Pas pour notre pays seulement, je pars d’un contexte général. Je me suis d’abord intéressée spécifiquement au cas Mitterrand comme objet d’analyse principal. L’ancien président français était un homme fascinant à tout point de vue. C’est une personne insaisissable qui a pratiquement occupé la scène politique française pendant 50 ans. Sous l’angle de la science politique, Mitterrand est le prototype achevé du prince de Machiavel. Je le souligne dans le chapitre 18 du livre qui traite de la raison d’État, du respect de la parole donnée et de la liaison entre la morale et la politique, sur ce plan là, c’est intéressant. Pour le juriste que je suis, c’est d’autant plus intéressant que le cas Mitterrand a produit une très abondante jurisprudence, une jurisprudence avec une procédure qui a pratiquement duré dix ans et qui s’est terminée devant la Cour européenne des droits de l’Homme qui a donné quelque part raison au médecin, même s’il admet que celui-ci a violé le secret professionnel. Pour lui, on devait poser ce débat éthique d’intérêt général pour que les citoyens sachent si l’homme qui est à la tête du pays est capable de remplir les fonctions pour lesquelles il a été désigné. Deuxième chose qui a poussé la Cour européenne des droits de l’Homme à autoriser encore le livre du Dr Gabeleur, c’est la consécration d’une liberté fondamentale dans une démocratie, fondamentale autant pour les citoyens que pour vous les journalistes : la liberté d’expression. Donc ce sont des choses qui m’ont poussée vers le cas François Mitterrand
Mais il faut dire que chez nous, le cas de l’ancien président sénégalais Abdoulaye Wade a soulevé des vagues…
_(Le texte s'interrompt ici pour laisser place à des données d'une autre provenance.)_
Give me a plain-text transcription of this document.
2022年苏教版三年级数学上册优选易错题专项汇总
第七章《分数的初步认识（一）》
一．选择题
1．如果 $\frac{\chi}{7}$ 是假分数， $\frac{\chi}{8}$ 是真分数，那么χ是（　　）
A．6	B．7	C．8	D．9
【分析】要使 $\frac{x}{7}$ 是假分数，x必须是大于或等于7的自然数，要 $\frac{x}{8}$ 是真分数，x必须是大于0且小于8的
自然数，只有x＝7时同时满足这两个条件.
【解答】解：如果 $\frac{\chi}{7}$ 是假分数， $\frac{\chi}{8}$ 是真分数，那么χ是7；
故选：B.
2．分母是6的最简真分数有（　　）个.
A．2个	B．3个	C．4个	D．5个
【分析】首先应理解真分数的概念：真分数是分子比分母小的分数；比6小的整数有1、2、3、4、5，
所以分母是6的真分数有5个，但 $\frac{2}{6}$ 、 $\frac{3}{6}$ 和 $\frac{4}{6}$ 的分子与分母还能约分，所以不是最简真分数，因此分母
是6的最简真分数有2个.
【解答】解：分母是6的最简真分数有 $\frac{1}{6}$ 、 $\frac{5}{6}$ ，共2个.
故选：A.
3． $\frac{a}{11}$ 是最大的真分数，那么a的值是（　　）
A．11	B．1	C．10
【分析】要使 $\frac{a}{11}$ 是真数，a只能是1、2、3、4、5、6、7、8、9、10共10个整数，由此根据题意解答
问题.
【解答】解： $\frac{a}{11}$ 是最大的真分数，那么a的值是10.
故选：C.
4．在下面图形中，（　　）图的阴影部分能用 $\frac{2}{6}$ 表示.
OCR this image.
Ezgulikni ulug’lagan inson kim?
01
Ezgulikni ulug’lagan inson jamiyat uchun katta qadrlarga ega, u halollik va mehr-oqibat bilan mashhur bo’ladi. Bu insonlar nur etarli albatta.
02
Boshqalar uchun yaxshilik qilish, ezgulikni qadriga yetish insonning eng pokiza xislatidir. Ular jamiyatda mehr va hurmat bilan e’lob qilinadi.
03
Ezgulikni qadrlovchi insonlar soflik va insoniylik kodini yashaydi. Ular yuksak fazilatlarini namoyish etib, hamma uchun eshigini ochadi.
Je l’ai évoqué dans le livre, mais je ne voudrai pas m’étendre là-dessus, je laisse ceux qui liront le livre apprécier les idées que j’ai émises sur ce cas, d’autant plus qu’on n’a pas d’éléments d’appréciation probants concernant le cas Wade. Tout ce que je peux dire c’est que c’était un président âgé et l’âge quand même constitue un handicap.
Actuellement comment se porte votre ouvrage ?
Je n’ai pas encore eu l’opportunité d’en faire la promotion. Permettez-moi au passage de saluer chaleureusement le président de l’Assemblée nationale, M. Moustapha Niasse qui s’intéresse beaucoup à l’éthique, de même que mon ministre, le professeur Eva Marie Coll Seck. En matière de transparence, il faut concilier des intérêts contradictoires, mais surtout veiller à ne pas dépouiller les institutions et les hommes qui les incarnent des atours, des attributs, des apparats qui symbolisent et sacralisent la République.